Once you've worn out all possible conversation topics regarding Sonic Youth, try these tips:

  • Know that the coolest indie rock band is someone nobody has heard of and is on a label that doesn't even exist yet. That's just the way it works. Of course you can't talk exclusively about bands nobody else knows anything about, and if you go to their shows, no one else will be there.

  • Don't invent bands. If you make up a name, you will give yourself away. You might think, "How can that be?" Again, that's just the way it works. So no cheating.

Depth, not breadth

If you want to look like you know what you are talking about, depth is more important than breadth. And you just need to be deep in one or two places. That is where something like the Trouser Press Guide might come in handy. It's cross-referenced so you can peruse through it and easily pick up information on bands related by history and specifically find out what other bands the members might have been in. That way, when you speak, you transcend simple knowledge by appearing to having a sense of history when you really don't.

For instance, you look up Built to Spill because you've read about them in some indie 'zine. You see that there is this other band cross-listed with Built to Spill called Stuntman. That's a bonus because Stuntman is still pretty obscure. Where you really rack up the points is by pointing out that both those bands arose out of Treepeople. You couldn't pick Treepeople out of a lineup, but you've just linked three cool bands from Idaho. That's right, Idaho. Who the heck is going to doubt your authority after that?

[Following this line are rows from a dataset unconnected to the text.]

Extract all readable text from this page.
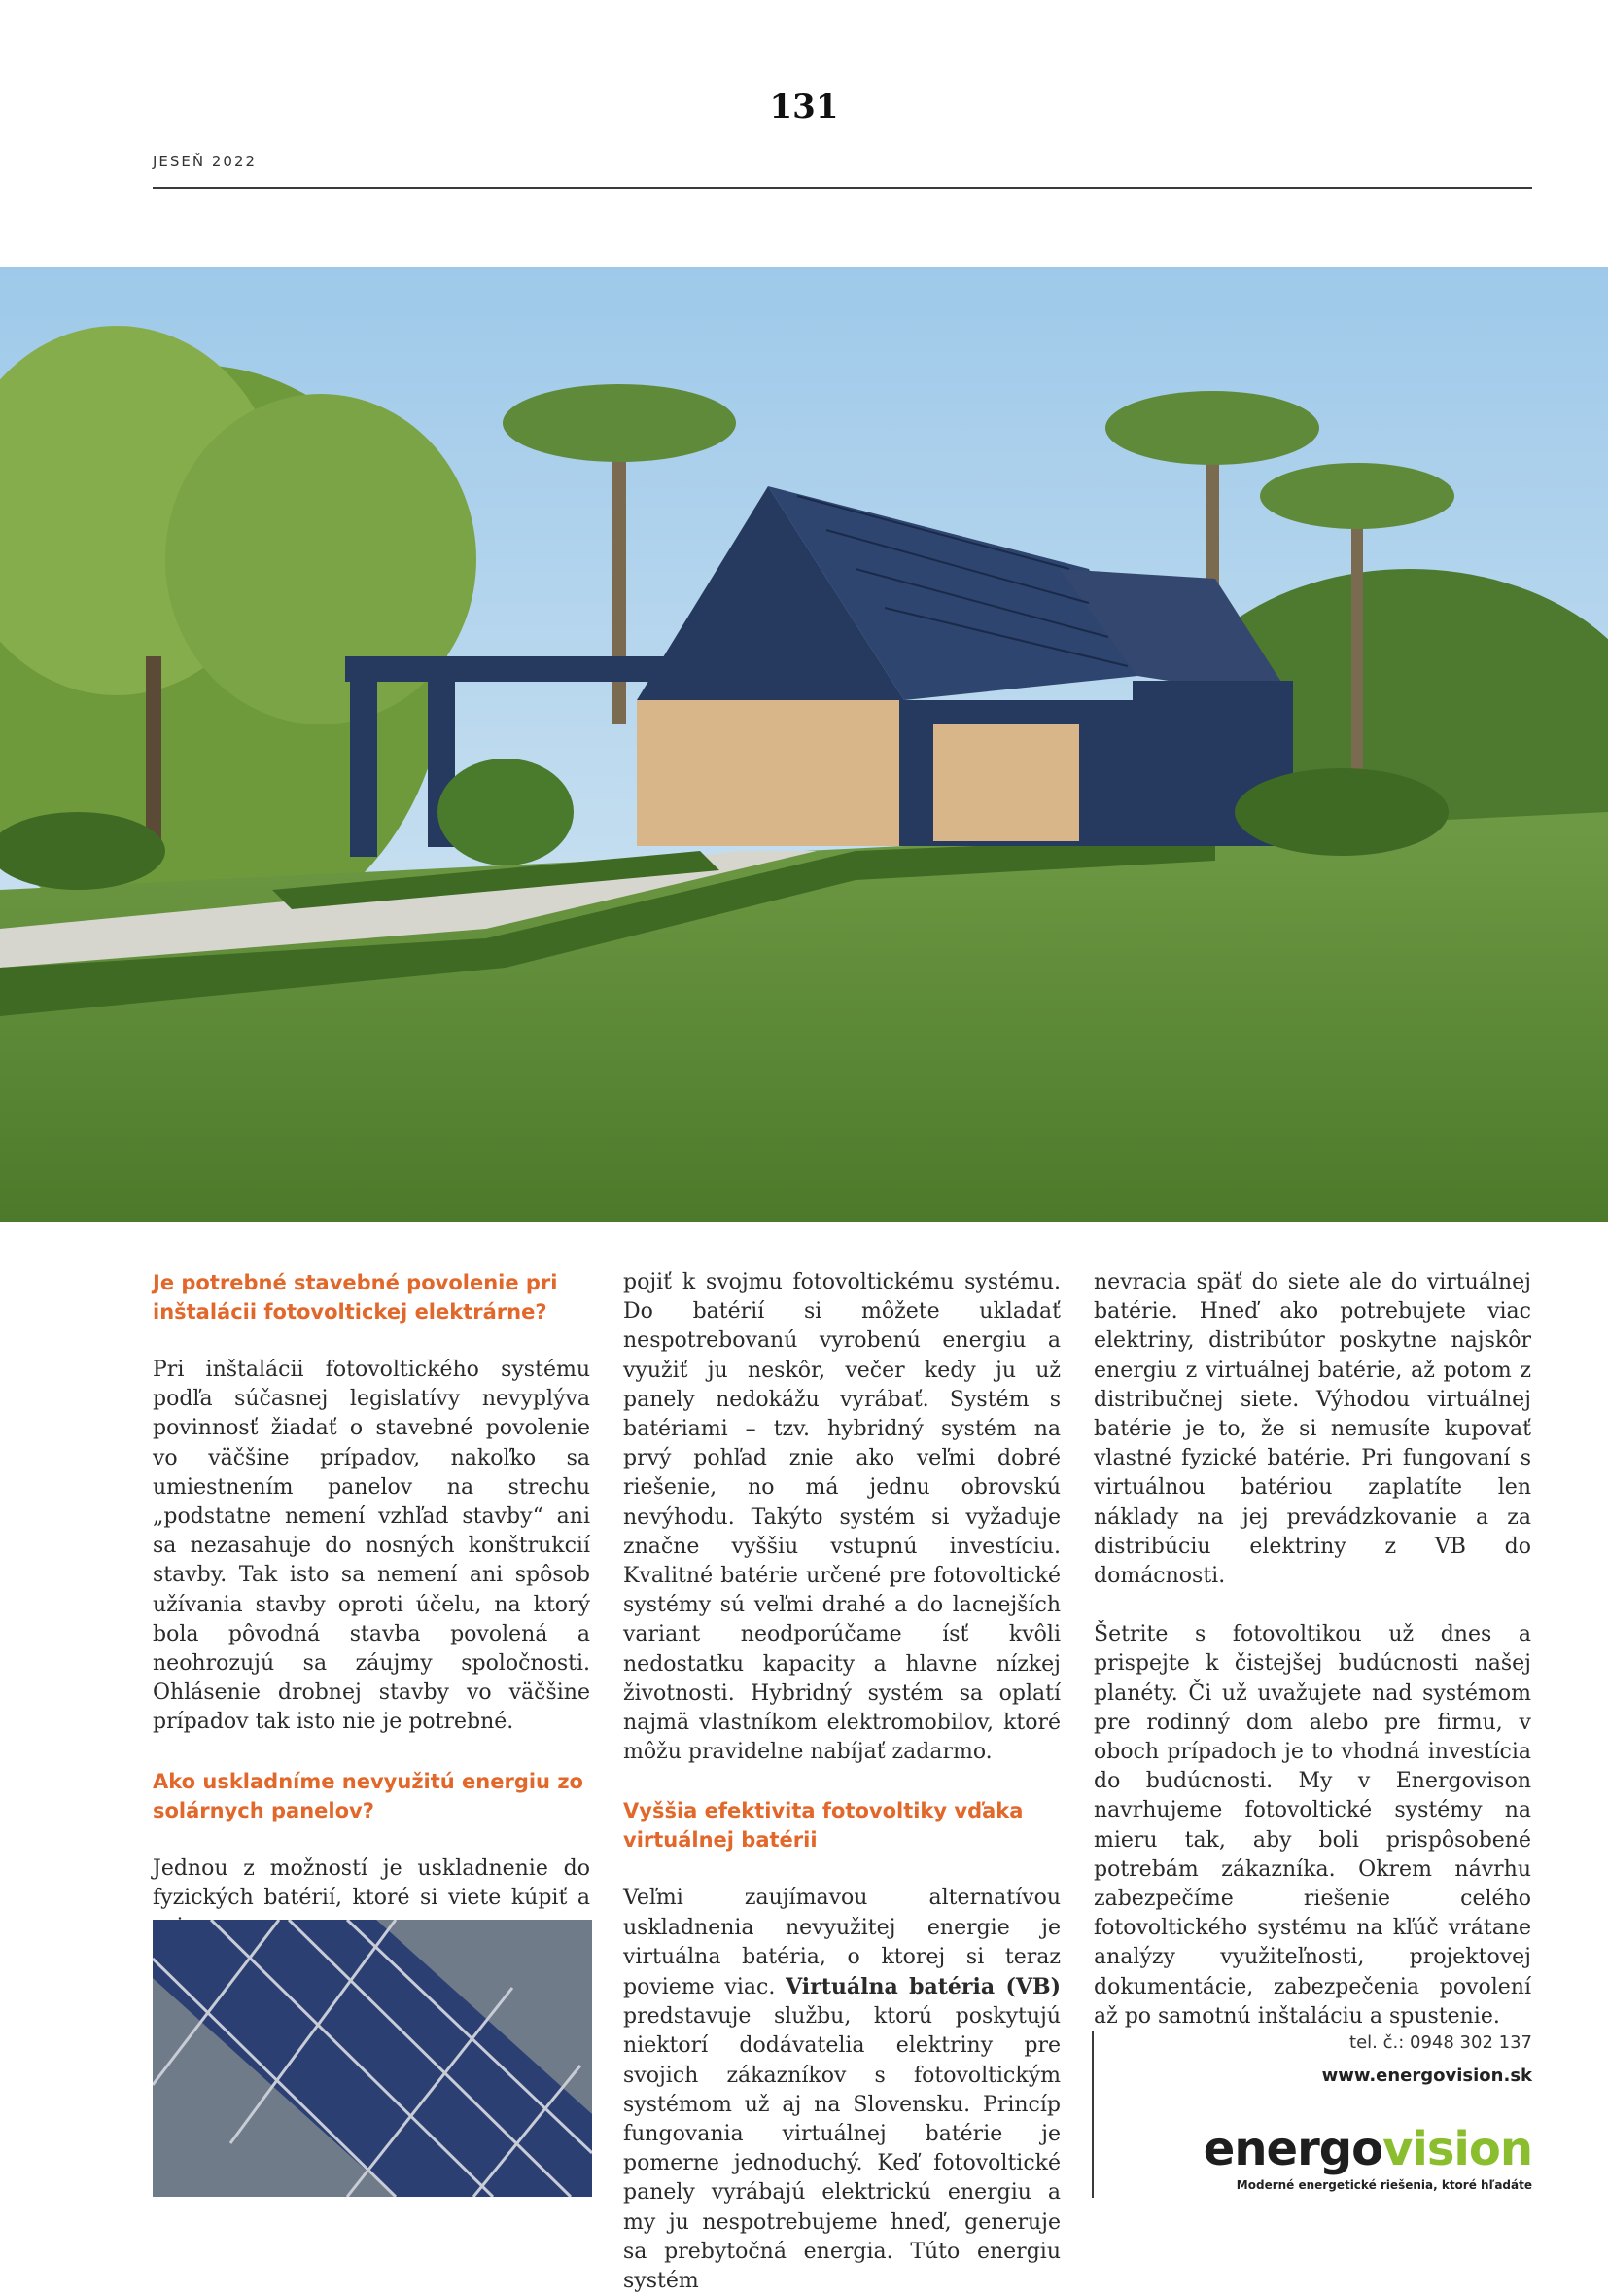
131
JESEŇ 2022
Je potrebné stavebné povolenie pri inštalácii fotovoltickej elektrárne?

Pri inštalácii fotovoltického systému podľa súčasnej legislatívy nevyplýva povinnosť žiadať o stavebné povolenie vo väčšine prípadov, nakoľko sa umiestnením panelov na strechu „podstatne nemení vzhľad stavby“ ani sa nezasahuje do nosných konštrukcií stavby. Tak isto sa nemení ani spôsob užívania stavby oproti účelu, na ktorý bola pôvodná stavba povolená a neohrozujú sa záujmy spoločnosti. Ohlásenie drobnej stavby vo väčšine prípadov tak isto nie je potrebné.

Ako uskladníme nevyužitú energiu zo solárnych panelov?

Jednou z možností je uskladnenie do fyzických batérií, ktoré si viete kúpiť a

pojiť k svojmu fotovoltickému systému. Do batérií si môžete ukladať nespotrebovanú vyrobenú energiu a využiť ju neskôr, večer kedy ju už panely nedokážu vyrábať. Systém s batériami – tzv. hybridný systém na prvý pohľad znie ako veľmi dobré riešenie, no má jednu obrovskú nevýhodu. Takýto systém si vyžaduje značne vyššiu vstupnú investíciu. Kvalitné batérie určené pre fotovoltické systémy sú veľmi drahé a do lacnejších variant neodporúčame ísť kvôli nedostatku kapacity a hlavne nízkej životnosti. Hybridný systém sa oplatí najmä vlastníkom elektromobilov, ktoré môžu pravidelne nabíjať zadarmo.

Vyššia efektivita fotovoltiky vďaka virtuálnej batérii

Veľmi zaujímavou alternatívou uskladnenia nevyužitej energie je virtuálna batéria, o ktorej si teraz povieme viac. Virtuálna batéria (VB) predstavuje službu, ktorú poskytujú niektorí dodávatelia elektriny pre svojich zákazníkov s fotovoltickým systémom už aj na Slovensku. Princíp fungovania virtuálnej batérie je pomerne jednoduchý. Keď fotovoltické panely vyrábajú elektrickú energiu a my ju nespotrebujeme hneď, generuje sa prebytočná energia. Túto energiu systém

nevracia späť do siete ale do virtuálnej batérie. Hneď ako potrebujete viac elektriny, distribútor poskytne najskôr energiu z virtuálnej batérie, až potom z distribučnej siete. Výhodou virtuálnej batérie je to, že si nemusíte kupovať vlastné fyzické batérie. Pri fungovaní s virtuálnou batériou zaplatíte len náklady na jej prevádzkovanie a za distribúciu elektriny z VB do domácnosti.

Šetrite s fotovoltikou už dnes a prispejte k čistejšej budúcnosti našej planéty. Či už uvažujete nad systémom pre rodinný dom alebo pre firmu, v oboch prípadoch je to vhodná investícia do budúcnosti. My v Energovison navrhujeme fotovoltické systémy na mieru tak, aby boli prispôsobené potrebám zákazníka. Okrem návrhu zabezpečíme riešenie celého fotovoltického systému na kľúč vrátane analýzy využiteľnosti, projektovej dokumentácie, zabezpečenia povolení až po samotnú inštaláciu a spustenie.

tel. č.: 0948 302 137
www.energovision.sk
energovision
Moderné energetické riešenia, ktoré hľadáte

OK, so let's throw an example at you now: you read about Galaxy 500 and the two bands it spawned-Luna, and Damon and Naomi. Then, when you're at the indie rock show, you say:

"Yeah, DEAN WAREHAM is such a LOU REED and VELVET UNDERGROUND disciple. But it's funny because GALAXY 500 was more about the drone, but LUNA has more of the pop-strum feel of Loaded. So he's covered the gamut of LOU's influence in his career. I don't like DAMON AND NAOMI, though. They are way too Lo-Fi (Pause). You know, I saw LUNA open for VU in Prague back in the early '90s on their European reunion tour."


  • First, as in the previous example, you linked two good indie bands (Luna, and Damon and Naomi) to their parent band (Galaxy 500).

  • You referenced them back to Lou Reed and the Velvet Underground. That means you were paying attention in the history section of this article, and acknowledged the importance of VU enough to integrate them into your thoughts on indie rock.

  • You recognized the differences between Dean Wareham when he fronted Luna from when he fronted Galaxy 500, and you threw in another VU reference - this time to Loaded.

  • You were careful not to do too much work for your interlocutor. You left him/her an opening to say something like. "Yeah, but Loaded wasn't really a VU record, because John Cale had already left the band by then." You are on fire. If this is a member of the opposite sex that you are talking to, you probably just got yourself a date if you want it.

  • You dissed Damon and Naomi. Good. Don't be afraid to not like someone. But not only did you dis them, you also referenced an indie sub-genre (lo-fi) in your dismissal, and you did it without hesitation. Perfect.

  • You were not done, though. You go for legendary status. You were at arguably THE coolest show of the '90s. You not only knew about that tour, but you were there. Note: if you are currently under 26 years old and you reached for that last one, you blew it. You weren't in Europe when you were 18. You were clearly trying to look cooler than you were. No bigger sin in indie city.